Posteriormente nos ha mostrado los diferentes materiales que se empleaban en la práctica docente de esos años, incluso nos ha dejado manipularlos, de forma que por primera vez en mi vida, he utilizado una pluma "de las antiguas", de esas que hay que impregnarlas de tinta para poder escribir. Me ha sorprendido la sensación que se percibe al escribir con ella, pues se nota mucho la fricción del metal con el papel, un tacto completamente distinto al que se experimenta al escribir con un bolígrafo o lápiz. No quiero pensar lo que sería escribir hojas y hojas con ella, aunque imagino que todo es acostumbrarse. También hemos ojeado el libro de texto que se empleaba entonces, la "Enciclopedia Escolar", que reunía todo el saber que los alumnos debían adquirir en las distintas etapas educativas, ya que había enciclopedias de distintos niveles.
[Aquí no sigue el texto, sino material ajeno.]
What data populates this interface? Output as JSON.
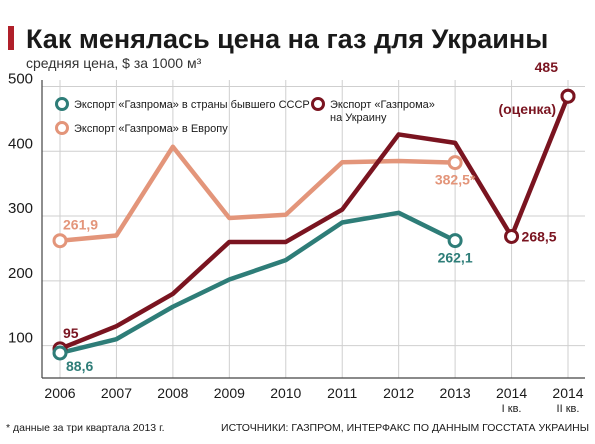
{
  "colors": {
    "ukraine": "#7a1420",
    "ussr": "#2e7d78",
    "europe": "#e3957a",
    "grid": "#cfcfcf",
    "frame": "#444444",
    "title_bar": "#b0202a"
  },
  "chart_data": {
    "type": "line",
    "title": "Как менялась цена на газ для Украины",
    "subtitle": "средняя цена, $ за 1000 м³",
    "xlabel": "",
    "ylabel": "",
    "x_labels": [
      "2006",
      "2007",
      "2008",
      "2009",
      "2010",
      "2011",
      "2012",
      "2013",
      "2014",
      "2014"
    ],
    "x_sublabels": [
      "",
      "",
      "",
      "",
      "",
      "",
      "",
      "",
      "I кв.",
      "II кв."
    ],
    "y_ticks": [
      100,
      200,
      300,
      400,
      500
    ],
    "ylim": [
      50,
      510
    ],
    "grid": true,
    "legend_position": "top",
    "series": [
      {
        "name": "Экспорт «Газпрома» в страны бывшего СССР",
        "color_key": "ussr",
        "values": [
          88.6,
          110,
          160,
          202,
          232,
          290,
          305,
          262.1,
          null,
          null
        ]
      },
      {
        "name": "Экспорт «Газпрома» в Европу",
        "color_key": "europe",
        "values": [
          261.9,
          270,
          407,
          297,
          302,
          383,
          385,
          382.5,
          null,
          null
        ]
      },
      {
        "name": "Экспорт «Газпрома» на Украину",
        "color_key": "ukraine",
        "values": [
          95,
          130,
          180,
          260,
          260,
          310,
          426,
          413,
          268.5,
          485
        ]
      }
    ],
    "annotations": [
      {
        "text": "95",
        "series": 2,
        "index": 0,
        "pos": "above"
      },
      {
        "text": "88,6",
        "series": 0,
        "index": 0,
        "pos": "below-right"
      },
      {
        "text": "261,9",
        "series": 1,
        "index": 0,
        "pos": "above"
      },
      {
        "text": "262,1",
        "series": 0,
        "index": 7,
        "pos": "below"
      },
      {
        "text": "382,5*",
        "series": 1,
        "index": 7,
        "pos": "below"
      },
      {
        "text": "268,5",
        "series": 2,
        "index": 8,
        "pos": "right"
      },
      {
        "text": "485",
        "series": 2,
        "index": 9,
        "pos": "left-top"
      },
      {
        "text": "(оценка)",
        "series": 2,
        "index": 9,
        "pos": "left-below"
      }
    ],
    "footnote": "* данные за три квартала 2013 г.",
    "source": "ИСТОЧНИКИ:  ГАЗПРОМ, ИНТЕРФАКС ПО ДАННЫМ ГОССТАТА УКРАИНЫ"
  }
}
Más que el diseño, bastante austero, lo que ha llamado enormemente mi atención ha sido su contenido, pues además de incluir temas de matemáticas, conocimiento del medio, lengua... aparecían, incluso con mayor importancia, la religión, el régimen dictatorial de la época y aspectos relacionados con la vida en sociedad y el protocolo, evidenciando una clara distinción de género (pensamiento machista).
Realmente, me ha encantado el rato que he pasado en el museo, de hecho se me hizo bastante corto, ya que nos quedamos con muchas cosas en el aire. Por ello, creo que resulta de gran interés visitarlo y poder ojear con nuestras propias manos materiales a los que no podemos acceder hoy en día.